Sejm dla dzieci
Chciałbym, aby Sejm był miejscem, do którego rodzice mogą przychodzić z dziećmi” – zapowiedział marszałek Hołownia w reakcji na zdjęcie posłanki KO Aleksandry Gajewskiej, która na posiedzenie Sejmu przyszła z synem. Hołownia też zabrał do pracy swoją córkę, dwuletnią Elżbietę, co pokazał na swoim profilu w serwisie X. Reakcje na te dwa zdjęcie były skrajnie różne: nieprzychylnie oceniono Gajewską, część komentujących zwracała uwagę, że było to działanie na pokaz, a Gajewska mogła zatrudnić opiekunkę. Na nowo odżyła medialna debata o tym, czy poseł może z dzieckiem przyjść do Sejmu również wtedy, kiedy trwają obrady wysokiej izby. – Dyskusje na ten temat toczą się od lat z powodu braku stabilnego grafiku naszej pracy. Ale tu nie chodzi tylko o posłów – Sejm obsługuje przecież cała masa pracowników, w tym pracowniczek, które mają dzieci.
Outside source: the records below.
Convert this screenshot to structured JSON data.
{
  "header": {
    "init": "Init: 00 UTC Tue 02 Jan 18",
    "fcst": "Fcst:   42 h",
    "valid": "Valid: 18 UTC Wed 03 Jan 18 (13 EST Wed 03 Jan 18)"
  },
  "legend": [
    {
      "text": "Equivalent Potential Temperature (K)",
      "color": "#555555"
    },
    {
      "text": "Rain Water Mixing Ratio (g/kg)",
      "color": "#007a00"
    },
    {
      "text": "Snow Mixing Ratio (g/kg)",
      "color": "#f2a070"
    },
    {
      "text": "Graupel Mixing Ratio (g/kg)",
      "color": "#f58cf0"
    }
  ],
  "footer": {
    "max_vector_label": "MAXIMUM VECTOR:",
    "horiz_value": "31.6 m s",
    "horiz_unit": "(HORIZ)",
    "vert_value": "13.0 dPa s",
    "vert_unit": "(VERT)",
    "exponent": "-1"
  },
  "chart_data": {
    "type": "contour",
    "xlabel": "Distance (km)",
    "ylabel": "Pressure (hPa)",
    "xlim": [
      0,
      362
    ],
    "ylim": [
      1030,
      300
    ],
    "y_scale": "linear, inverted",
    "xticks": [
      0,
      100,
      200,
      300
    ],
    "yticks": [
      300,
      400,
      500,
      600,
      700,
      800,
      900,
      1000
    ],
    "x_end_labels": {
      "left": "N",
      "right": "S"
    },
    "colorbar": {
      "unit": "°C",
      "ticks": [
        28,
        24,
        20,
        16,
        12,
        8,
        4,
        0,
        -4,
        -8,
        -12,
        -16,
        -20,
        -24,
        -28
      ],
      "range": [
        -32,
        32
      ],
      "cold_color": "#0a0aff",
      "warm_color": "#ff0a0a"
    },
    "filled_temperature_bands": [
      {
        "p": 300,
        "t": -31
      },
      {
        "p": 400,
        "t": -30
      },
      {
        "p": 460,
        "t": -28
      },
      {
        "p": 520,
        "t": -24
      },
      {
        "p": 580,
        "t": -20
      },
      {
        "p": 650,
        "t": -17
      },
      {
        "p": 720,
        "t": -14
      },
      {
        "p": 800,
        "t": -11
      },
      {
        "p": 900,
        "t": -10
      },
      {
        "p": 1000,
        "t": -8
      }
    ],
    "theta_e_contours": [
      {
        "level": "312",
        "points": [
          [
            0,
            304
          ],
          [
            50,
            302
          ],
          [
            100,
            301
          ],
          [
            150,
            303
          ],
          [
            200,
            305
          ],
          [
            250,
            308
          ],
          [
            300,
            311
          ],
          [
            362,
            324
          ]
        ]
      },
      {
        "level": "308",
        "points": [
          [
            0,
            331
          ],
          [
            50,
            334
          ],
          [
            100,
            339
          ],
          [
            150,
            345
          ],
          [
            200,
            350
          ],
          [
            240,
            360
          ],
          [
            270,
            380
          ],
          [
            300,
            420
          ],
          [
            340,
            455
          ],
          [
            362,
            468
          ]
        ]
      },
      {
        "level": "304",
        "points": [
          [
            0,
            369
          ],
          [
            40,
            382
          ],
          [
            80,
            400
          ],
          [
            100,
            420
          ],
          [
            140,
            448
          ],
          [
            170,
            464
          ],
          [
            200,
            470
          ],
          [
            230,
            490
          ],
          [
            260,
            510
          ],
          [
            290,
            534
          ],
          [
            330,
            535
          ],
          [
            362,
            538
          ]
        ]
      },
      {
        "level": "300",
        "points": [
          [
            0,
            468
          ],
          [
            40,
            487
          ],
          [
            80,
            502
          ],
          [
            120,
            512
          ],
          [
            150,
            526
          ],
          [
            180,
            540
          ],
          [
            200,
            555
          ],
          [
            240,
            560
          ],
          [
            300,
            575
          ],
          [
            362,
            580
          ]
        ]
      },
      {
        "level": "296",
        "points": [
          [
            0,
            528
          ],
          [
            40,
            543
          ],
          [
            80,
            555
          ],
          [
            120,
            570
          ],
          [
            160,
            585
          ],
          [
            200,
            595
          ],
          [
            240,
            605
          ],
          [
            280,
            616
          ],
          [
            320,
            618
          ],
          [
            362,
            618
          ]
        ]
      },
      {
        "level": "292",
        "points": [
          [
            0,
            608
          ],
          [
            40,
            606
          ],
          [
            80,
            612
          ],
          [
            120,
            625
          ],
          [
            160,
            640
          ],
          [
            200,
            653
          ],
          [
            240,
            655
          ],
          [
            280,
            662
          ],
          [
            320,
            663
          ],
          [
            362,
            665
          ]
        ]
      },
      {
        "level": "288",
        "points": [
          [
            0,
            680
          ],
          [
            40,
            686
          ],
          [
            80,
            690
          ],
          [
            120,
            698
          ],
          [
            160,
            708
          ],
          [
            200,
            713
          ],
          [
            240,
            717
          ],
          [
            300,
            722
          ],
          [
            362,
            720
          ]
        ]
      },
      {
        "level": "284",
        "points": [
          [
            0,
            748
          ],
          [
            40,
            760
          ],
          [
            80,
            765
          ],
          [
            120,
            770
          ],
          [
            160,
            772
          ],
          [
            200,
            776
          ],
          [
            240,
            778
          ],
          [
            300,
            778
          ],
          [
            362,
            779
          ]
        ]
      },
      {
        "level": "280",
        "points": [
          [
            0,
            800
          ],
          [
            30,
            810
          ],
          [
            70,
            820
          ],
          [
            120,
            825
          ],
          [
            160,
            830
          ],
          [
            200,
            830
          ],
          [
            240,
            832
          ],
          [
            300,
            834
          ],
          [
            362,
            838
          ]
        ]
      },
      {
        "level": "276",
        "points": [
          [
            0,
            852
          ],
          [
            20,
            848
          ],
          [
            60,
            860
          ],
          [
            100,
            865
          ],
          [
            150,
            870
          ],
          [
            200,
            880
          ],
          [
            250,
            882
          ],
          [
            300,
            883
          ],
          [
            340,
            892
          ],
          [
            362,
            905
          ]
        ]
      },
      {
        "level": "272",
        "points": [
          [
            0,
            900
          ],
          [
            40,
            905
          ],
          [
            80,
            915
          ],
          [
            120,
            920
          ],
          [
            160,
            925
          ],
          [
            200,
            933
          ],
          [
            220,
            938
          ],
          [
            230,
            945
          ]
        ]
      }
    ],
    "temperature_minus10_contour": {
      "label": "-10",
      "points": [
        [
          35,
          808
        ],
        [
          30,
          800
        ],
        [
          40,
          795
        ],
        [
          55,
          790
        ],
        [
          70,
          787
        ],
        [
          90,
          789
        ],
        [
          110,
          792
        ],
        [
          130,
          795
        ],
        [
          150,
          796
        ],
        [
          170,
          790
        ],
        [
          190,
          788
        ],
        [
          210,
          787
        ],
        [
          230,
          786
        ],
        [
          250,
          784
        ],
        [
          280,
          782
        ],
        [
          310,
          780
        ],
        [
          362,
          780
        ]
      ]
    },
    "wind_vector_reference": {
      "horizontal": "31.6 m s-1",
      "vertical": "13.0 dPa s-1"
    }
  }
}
Sprawowanie opieki po godzinach, przedszkolnych, żłobkowych, stawia nas wszystkich przed wyborem: czy odbierzemy dziecko z przedszkola, czy zarwiemy głosowanie albo nie pójdziemy na komisję – mówi Gajewska.
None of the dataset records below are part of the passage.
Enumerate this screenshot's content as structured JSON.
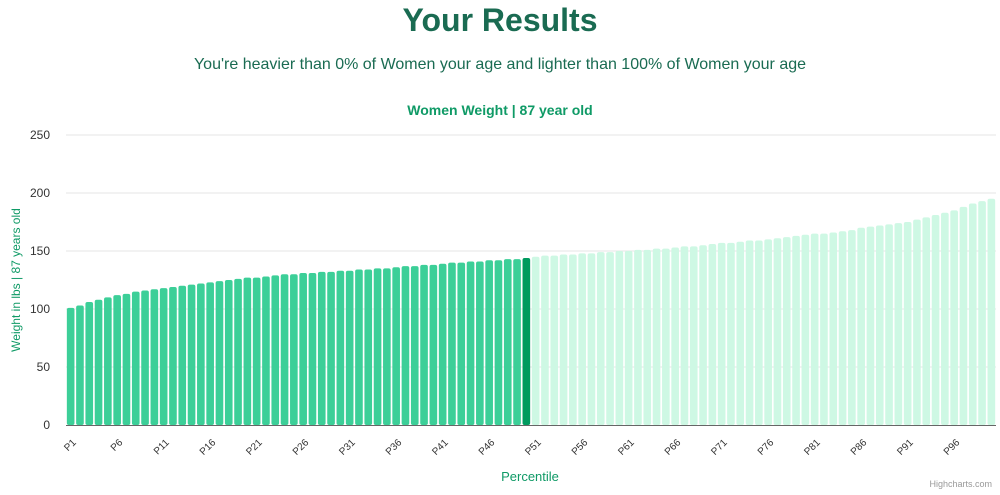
{
  "header": {
    "title": "Your Results",
    "subtitle": "You're heavier than 0% of Women your age and lighter than 100% of Women your age"
  },
  "credit": "Highcharts.com",
  "colors": {
    "bar_filled": "#3ccf98",
    "bar_highlight": "#009a5e",
    "bar_remaining": "#cef8e4",
    "title": "#1a6b52",
    "accent_text": "#0f9a66",
    "grid": "#e6e6e6"
  },
  "chart_data": {
    "type": "bar",
    "title": "Women Weight | 87 year old",
    "xlabel": "Percentile",
    "ylabel": "Weight in lbs | 87 years old",
    "ylim": [
      0,
      250
    ],
    "yticks": [
      "0",
      "50",
      "100",
      "150",
      "200",
      "250"
    ],
    "grid": true,
    "categories": [
      "P1",
      "P2",
      "P3",
      "P4",
      "P5",
      "P6",
      "P7",
      "P8",
      "P9",
      "P10",
      "P11",
      "P12",
      "P13",
      "P14",
      "P15",
      "P16",
      "P17",
      "P18",
      "P19",
      "P20",
      "P21",
      "P22",
      "P23",
      "P24",
      "P25",
      "P26",
      "P27",
      "P28",
      "P29",
      "P30",
      "P31",
      "P32",
      "P33",
      "P34",
      "P35",
      "P36",
      "P37",
      "P38",
      "P39",
      "P40",
      "P41",
      "P42",
      "P43",
      "P44",
      "P45",
      "P46",
      "P47",
      "P48",
      "P49",
      "P50",
      "P51",
      "P52",
      "P53",
      "P54",
      "P55",
      "P56",
      "P57",
      "P58",
      "P59",
      "P60",
      "P61",
      "P62",
      "P63",
      "P64",
      "P65",
      "P66",
      "P67",
      "P68",
      "P69",
      "P70",
      "P71",
      "P72",
      "P73",
      "P74",
      "P75",
      "P76",
      "P77",
      "P78",
      "P79",
      "P80",
      "P81",
      "P82",
      "P83",
      "P84",
      "P85",
      "P86",
      "P87",
      "P88",
      "P89",
      "P90",
      "P91",
      "P92",
      "P93",
      "P94",
      "P95",
      "P96",
      "P97",
      "P98",
      "P99",
      "P100"
    ],
    "tick_labels": [
      "P1",
      "P6",
      "P11",
      "P16",
      "P21",
      "P26",
      "P31",
      "P36",
      "P41",
      "P46",
      "P51",
      "P56",
      "P61",
      "P66",
      "P71",
      "P76",
      "P81",
      "P86",
      "P91",
      "P96"
    ],
    "values": [
      101,
      103,
      106,
      108,
      110,
      112,
      113,
      115,
      116,
      117,
      118,
      119,
      120,
      121,
      122,
      123,
      124,
      125,
      126,
      127,
      127,
      128,
      129,
      130,
      130,
      131,
      131,
      132,
      132,
      133,
      133,
      134,
      134,
      135,
      135,
      136,
      137,
      137,
      138,
      138,
      139,
      140,
      140,
      141,
      141,
      142,
      142,
      143,
      143,
      144,
      145,
      146,
      146,
      147,
      147,
      148,
      148,
      149,
      149,
      150,
      150,
      151,
      151,
      152,
      152,
      153,
      154,
      154,
      155,
      156,
      157,
      157,
      158,
      159,
      159,
      160,
      161,
      162,
      163,
      164,
      165,
      165,
      166,
      167,
      168,
      170,
      171,
      172,
      173,
      174,
      175,
      177,
      179,
      181,
      183,
      185,
      188,
      191,
      193,
      195
    ],
    "highlight_index": 49,
    "filled_through_index": 49
  }
}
Tym razem marszałek Sejmu chce pójść w tej sprawie krok dalej. „Poprosiłem ministra Jacka Cichockiego, by rozesłał pytanie do klubów parlamentarnych, bo chcielibyśmy pomyśleć nad organizacją opieki dla dzieci posłanek i posłów w dniach posiedzeń. Myślę, że jesteśmy w stanie taki rodzaj tymczasowego przedszkola posiedzeniowego, takiego klubiku dziecięcego zorganizować. (…) Myślę, że to miejsce na tym zyska, jeżeli będziemy sobie stale przypominali, dla kogo to robimy” – zapowiedział Hołownia. – Jeśli chcemy więcej młodych kobiet w Sejmie, musimy zapewnić im możliwości – komentuje Gajewska.
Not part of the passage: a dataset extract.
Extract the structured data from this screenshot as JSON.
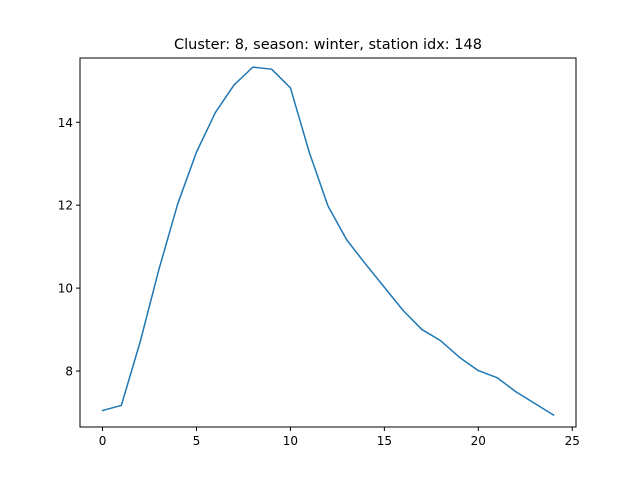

Na razie w budynku parlamentu działają tylko pokoje dla matek karmiących; znajdują się tuż nad salą plenarną. Posłanki mogą też korzystać z hotelu sejmowego. Do Sejmu swoje dzieci zabierały wcześniej m.in. posłanka Marcelina Zawisza, Anna Maria Siarkowska, Elżbieta Zielińska, Kinga Gajewska. Kilka innych zostało matkami w trakcie poprzedniej kadencji. Żadna z nich nie korzystała z urlopu macierzyńskiego, bo posłowie nie mają do niego prawa. To relikt PRL. Kiedy uzgadniano te przepisy, najwyraźniej nie zakładano, że posłem może zostać młoda kobieta. W 2022 r. w Kancelarii Sejmu powołano zespół mający opracować przepisy regulujące kwestię świadczeń macierzyńskich, ale wycofano się z pracy nad tym projektem. Prawdopodobnie w obawie, że jego uchwalenie byłoby odbierane jako przyznanie posłom nadzwyczajnych przywilejów.